I think that street culture in general is in a very interesting spot right now. It’s old enough to carry some respect with other cultures, albeit begrudgely (check spelling), but it’s still fresh and energetic to come up with the goods. I think that experience is everything. This is when the formation of your cultural DNA happens. You don’t get that off a screen. It’s only by getting your hands dirty that you can feel what it’s actually like to be an active part of something cultural. I’m not knocking the brand involvement here as this has become an intrinsic element of what is thought of as ‘street culture’. A huge part of our culture revolves around certain brands. It always has done and will continue to do so, but it is important to regulate how much influence these brands have on what we think say do wear write paint design. You need a strong hand when dealing with brands as we often rely on their money; their patronage, but they need our culture and loyalty more. Without either if those things these brands are history.A lot of said brands are full fledged businesses now, do you think it’s possible to ride the line between making money and staying street? Or do you think they’ve carved their mark out and deserve their success.
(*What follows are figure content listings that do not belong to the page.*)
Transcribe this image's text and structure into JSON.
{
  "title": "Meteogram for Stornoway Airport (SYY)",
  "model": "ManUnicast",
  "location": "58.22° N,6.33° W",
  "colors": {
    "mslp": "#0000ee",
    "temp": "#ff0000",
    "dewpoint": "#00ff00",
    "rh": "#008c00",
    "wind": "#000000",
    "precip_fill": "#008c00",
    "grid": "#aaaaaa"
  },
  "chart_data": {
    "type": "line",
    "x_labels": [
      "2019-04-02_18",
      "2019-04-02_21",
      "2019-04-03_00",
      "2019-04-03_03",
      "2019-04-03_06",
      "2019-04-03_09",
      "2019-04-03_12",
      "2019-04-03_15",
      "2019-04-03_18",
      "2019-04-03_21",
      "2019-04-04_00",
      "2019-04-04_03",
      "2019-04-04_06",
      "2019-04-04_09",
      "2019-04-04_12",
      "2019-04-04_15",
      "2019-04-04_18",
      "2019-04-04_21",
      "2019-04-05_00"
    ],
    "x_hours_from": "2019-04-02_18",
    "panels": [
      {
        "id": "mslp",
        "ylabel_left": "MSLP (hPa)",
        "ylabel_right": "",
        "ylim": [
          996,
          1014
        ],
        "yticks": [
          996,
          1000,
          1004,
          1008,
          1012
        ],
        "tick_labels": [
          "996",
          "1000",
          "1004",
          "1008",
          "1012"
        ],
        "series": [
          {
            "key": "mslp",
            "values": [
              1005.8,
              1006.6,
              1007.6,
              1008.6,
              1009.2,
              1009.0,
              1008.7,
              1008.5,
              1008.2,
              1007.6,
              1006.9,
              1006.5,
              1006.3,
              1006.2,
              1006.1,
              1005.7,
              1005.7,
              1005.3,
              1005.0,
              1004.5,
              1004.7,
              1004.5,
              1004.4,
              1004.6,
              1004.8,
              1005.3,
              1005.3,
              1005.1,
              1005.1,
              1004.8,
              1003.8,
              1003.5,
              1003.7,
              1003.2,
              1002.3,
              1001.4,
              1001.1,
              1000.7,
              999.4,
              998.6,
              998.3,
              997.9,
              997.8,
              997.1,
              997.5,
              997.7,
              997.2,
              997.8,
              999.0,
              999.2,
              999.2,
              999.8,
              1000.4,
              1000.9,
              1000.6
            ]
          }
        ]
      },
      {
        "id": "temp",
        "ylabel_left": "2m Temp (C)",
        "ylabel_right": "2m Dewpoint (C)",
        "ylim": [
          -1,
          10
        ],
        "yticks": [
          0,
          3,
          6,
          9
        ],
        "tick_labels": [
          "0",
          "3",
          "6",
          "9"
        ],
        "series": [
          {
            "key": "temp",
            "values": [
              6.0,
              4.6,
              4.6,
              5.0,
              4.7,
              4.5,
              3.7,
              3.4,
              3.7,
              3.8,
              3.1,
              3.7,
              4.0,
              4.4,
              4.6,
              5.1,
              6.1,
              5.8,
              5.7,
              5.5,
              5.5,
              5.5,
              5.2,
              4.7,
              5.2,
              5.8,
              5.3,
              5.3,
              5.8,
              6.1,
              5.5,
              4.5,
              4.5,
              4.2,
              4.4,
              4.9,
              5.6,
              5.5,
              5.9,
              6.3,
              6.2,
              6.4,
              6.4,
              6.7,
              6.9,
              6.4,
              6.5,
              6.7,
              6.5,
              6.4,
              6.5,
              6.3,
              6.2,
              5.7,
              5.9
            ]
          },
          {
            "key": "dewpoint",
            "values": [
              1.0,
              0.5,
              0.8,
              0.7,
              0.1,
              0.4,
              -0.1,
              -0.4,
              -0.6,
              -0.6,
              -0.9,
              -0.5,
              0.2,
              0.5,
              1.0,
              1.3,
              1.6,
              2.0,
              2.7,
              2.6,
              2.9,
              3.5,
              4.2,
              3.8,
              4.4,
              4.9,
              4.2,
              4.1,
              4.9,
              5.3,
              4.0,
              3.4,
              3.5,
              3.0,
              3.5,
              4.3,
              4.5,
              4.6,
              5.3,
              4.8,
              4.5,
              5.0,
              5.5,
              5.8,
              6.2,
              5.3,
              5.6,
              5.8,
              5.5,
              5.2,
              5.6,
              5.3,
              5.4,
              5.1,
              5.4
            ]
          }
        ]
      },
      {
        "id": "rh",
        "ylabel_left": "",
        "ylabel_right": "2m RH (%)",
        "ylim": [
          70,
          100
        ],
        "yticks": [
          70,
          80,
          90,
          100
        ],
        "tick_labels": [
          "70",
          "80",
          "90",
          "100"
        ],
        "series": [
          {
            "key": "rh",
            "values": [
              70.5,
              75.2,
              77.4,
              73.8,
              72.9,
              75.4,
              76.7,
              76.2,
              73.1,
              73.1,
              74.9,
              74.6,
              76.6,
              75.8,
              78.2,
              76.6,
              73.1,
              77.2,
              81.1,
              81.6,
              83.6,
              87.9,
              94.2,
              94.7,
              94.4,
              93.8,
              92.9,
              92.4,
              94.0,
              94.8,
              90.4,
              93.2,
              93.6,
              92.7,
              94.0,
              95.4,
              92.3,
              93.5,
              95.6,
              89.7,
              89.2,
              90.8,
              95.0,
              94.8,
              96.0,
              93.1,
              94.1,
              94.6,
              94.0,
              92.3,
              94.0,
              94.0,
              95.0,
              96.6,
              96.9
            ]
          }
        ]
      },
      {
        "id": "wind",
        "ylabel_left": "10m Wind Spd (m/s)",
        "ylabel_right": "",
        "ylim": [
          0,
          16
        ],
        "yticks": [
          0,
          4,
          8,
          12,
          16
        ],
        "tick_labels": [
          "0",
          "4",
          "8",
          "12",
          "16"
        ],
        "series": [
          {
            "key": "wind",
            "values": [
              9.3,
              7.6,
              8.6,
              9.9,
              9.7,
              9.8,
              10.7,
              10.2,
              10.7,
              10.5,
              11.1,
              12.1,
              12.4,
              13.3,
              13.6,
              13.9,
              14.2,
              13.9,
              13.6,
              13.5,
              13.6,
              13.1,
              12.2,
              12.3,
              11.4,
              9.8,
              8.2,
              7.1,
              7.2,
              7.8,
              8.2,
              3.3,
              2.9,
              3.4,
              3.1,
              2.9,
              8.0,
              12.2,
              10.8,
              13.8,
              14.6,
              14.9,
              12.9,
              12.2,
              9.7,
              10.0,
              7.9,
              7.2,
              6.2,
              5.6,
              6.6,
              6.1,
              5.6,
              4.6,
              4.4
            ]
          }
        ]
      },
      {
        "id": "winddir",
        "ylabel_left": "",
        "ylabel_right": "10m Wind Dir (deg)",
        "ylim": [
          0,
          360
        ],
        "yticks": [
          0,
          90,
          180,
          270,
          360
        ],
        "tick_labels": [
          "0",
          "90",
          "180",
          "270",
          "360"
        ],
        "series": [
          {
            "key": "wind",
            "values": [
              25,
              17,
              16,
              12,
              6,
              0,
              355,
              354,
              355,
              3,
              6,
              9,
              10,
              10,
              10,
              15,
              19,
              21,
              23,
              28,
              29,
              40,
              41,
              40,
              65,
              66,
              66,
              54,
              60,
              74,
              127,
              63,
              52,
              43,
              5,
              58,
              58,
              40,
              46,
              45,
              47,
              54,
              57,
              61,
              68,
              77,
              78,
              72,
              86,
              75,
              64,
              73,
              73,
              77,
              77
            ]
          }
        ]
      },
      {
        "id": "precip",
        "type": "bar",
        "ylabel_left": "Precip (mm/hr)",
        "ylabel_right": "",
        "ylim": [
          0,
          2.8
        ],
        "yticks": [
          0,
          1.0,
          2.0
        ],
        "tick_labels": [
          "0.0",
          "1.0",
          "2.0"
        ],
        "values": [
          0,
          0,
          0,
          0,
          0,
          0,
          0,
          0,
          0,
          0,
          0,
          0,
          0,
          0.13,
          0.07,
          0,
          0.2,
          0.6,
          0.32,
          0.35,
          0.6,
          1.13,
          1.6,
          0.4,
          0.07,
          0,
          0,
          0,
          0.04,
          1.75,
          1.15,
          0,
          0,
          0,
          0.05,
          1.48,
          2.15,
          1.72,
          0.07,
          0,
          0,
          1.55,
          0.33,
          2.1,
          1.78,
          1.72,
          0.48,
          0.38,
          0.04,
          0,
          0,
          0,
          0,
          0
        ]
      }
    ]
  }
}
Some of the enterprises that have been born from the street – Patta, A-life, aNYthing, Supreme, Shut – I have the utmost respect and a lot of love for, and are a vital and intrinsic part of our culture. the fact that they sell product is irrelevant. One of my current projects is helping a young fashion label/designer called Tempracha grow from the streets of a township called uMlazi near Durban, onto a global stage and marketplace. This is the power and strength of street knowledge in full effect. Culture coming out of a township in South Africa is the real-deal Holyfield. This much I know. The very fact that I am sat in a moving car writing this on a smart phone, listening to roots rock reggae – ‘Late Night Blues’ by Don Carlos, wearing LTD edition denim Halfcabs, a blue Lacoste tennis jumper whilst watching the fuckers in their suits crawl past while the bass shakes the Benz at 7am, tells me that I’m doing something right. But also how much I’m controlled by brands!